Other recent examples include kits like VoidProxy, Darcula, Morphing Meerkat and Tycoon2FA. QRR builds on these tools with automation, bot filtering and a dashboard that helps attackers run large campaigns fast.

QRR uses about 1,000 domains. Many are real sites that were parked or compromised which helps the pages pass as legitimate. The URLs also follow a predictable pattern that can look normal to users at a glance.

The kit includes automated filtering that detects bots. It sends scanners to harmless pages and sends real people to the credential-harvesting site. Attackers can manage campaigns inside a control panel that logs traffic and activity. These features let them scale up quickly without technical skill.

Security analysts say organizations can no longer depend on URL scanning alone. Layered defenses and behavioral analysis have become essential for spotting threats that use domain rotation and automated evasion.

Microsoft was contacted for comment but did not have anything to add at this time.

When attackers get your Microsoft 365 login they can see your email grab files and even send new phishing messages that look like they came from you. That can create a chain reaction that spreads fast.

To stay safe you should check the sender before you click. Take a second to look at who the email is really from. A slight misspelling an unexpected attachment or wording that feels off is a big clue the message may be fake.

Before you open any link hover your mouse over it to preview the URL. If it does not lead to the official Microsoft login page or looks odd in any way skip it.

Turn on multifactor authentication which adds an extra layer that makes it much harder for attackers to break in even if they have your password. Use options like app-based codes or hardware keys so phishing kits cannot bypass them.

Keep everything on your device up to date. Updates seal off security holes that attackers often rely on when building phishing kits like QRR.

If you need to visit a sensitive site type the address into your browser instead of tapping a link. Strong antivirus tools also help by warning you about fake websites and blocking scripts that phishing kits use to steal login details.

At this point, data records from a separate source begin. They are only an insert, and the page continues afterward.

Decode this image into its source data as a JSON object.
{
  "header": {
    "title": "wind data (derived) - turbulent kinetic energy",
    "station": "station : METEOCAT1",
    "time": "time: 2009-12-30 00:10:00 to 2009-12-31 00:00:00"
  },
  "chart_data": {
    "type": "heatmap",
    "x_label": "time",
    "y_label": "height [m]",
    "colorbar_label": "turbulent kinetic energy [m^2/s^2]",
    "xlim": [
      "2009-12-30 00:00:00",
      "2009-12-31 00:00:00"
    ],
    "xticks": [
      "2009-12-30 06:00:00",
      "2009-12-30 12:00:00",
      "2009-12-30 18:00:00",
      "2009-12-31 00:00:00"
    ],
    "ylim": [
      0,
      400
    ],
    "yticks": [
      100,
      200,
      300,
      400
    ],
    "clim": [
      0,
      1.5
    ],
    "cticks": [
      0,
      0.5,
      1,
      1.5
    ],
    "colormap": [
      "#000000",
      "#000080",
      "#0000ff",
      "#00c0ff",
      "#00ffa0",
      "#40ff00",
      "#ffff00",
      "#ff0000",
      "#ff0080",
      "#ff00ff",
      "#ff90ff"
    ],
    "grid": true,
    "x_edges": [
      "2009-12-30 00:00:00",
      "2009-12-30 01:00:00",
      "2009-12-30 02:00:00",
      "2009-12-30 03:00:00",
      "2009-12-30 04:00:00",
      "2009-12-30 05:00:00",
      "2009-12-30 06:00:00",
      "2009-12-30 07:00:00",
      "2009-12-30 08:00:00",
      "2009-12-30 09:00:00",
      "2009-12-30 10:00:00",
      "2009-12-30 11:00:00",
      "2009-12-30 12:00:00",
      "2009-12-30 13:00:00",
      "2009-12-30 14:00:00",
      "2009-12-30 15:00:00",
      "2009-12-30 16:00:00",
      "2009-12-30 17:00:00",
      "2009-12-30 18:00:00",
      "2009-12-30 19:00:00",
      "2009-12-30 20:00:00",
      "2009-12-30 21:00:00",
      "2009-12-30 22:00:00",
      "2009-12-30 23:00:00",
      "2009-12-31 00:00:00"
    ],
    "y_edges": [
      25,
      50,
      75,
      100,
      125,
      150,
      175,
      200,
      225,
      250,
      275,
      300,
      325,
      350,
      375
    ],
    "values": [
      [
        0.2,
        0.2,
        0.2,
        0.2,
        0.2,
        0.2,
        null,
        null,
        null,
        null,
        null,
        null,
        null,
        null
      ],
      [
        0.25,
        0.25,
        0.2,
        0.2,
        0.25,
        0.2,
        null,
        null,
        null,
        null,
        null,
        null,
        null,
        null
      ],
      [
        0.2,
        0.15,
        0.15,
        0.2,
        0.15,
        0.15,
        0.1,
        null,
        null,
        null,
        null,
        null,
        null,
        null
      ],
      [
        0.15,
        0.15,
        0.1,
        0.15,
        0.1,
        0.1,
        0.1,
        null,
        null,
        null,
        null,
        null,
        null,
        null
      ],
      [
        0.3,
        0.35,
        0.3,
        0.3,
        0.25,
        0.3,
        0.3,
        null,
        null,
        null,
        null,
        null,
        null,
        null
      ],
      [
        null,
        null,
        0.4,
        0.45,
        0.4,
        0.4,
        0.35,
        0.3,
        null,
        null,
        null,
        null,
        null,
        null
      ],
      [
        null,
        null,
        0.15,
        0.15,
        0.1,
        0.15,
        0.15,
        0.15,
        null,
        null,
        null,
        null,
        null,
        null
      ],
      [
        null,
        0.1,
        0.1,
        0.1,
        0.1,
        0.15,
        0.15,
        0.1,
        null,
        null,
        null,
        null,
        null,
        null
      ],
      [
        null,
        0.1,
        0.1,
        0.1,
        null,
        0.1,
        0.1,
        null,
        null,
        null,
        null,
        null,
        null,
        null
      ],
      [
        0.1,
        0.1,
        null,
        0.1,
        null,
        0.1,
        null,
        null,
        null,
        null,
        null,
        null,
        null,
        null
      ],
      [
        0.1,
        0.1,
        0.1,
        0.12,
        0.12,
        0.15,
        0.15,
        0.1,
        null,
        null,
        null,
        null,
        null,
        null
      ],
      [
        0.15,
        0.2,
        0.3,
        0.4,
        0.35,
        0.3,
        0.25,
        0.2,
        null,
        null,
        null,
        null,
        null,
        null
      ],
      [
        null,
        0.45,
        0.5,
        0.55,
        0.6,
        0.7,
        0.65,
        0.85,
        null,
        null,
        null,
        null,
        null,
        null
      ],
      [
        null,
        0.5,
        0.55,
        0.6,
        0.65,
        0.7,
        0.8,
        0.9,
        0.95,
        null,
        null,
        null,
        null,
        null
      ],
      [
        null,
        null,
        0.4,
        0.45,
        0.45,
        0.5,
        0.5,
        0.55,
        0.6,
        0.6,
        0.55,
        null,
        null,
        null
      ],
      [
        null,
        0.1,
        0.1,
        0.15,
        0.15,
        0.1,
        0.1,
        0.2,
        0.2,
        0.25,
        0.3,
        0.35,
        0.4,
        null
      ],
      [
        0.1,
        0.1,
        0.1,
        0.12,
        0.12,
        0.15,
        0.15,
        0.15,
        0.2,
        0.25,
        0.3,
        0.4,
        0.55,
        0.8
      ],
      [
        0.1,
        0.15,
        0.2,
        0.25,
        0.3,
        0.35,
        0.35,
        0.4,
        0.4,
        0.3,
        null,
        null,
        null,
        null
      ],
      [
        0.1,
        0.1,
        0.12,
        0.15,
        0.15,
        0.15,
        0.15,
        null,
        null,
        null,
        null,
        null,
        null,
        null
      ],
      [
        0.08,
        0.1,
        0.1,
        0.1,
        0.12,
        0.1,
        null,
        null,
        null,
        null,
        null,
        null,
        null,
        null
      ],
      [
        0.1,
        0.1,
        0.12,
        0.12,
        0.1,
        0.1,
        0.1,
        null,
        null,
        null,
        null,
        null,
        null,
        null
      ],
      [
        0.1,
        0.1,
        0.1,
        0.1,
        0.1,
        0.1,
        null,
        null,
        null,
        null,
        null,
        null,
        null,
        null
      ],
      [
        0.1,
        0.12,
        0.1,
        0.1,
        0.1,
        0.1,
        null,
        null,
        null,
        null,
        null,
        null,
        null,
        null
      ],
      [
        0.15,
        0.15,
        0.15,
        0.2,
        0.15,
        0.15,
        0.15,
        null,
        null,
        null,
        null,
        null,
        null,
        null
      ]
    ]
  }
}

Most email providers offer stronger filtering settings that block risky messages before they reach you. Turn on the highest level your account allows to keep more fake Microsoft alerts out of your inbox.

Turn on Microsoft account sign-in notifications so you get an alert anytime someone tries to access your account. To do this sign in to your Microsoft account online open Security choose Advanced security options and switch on Sign-in alerts for any suspicious activity.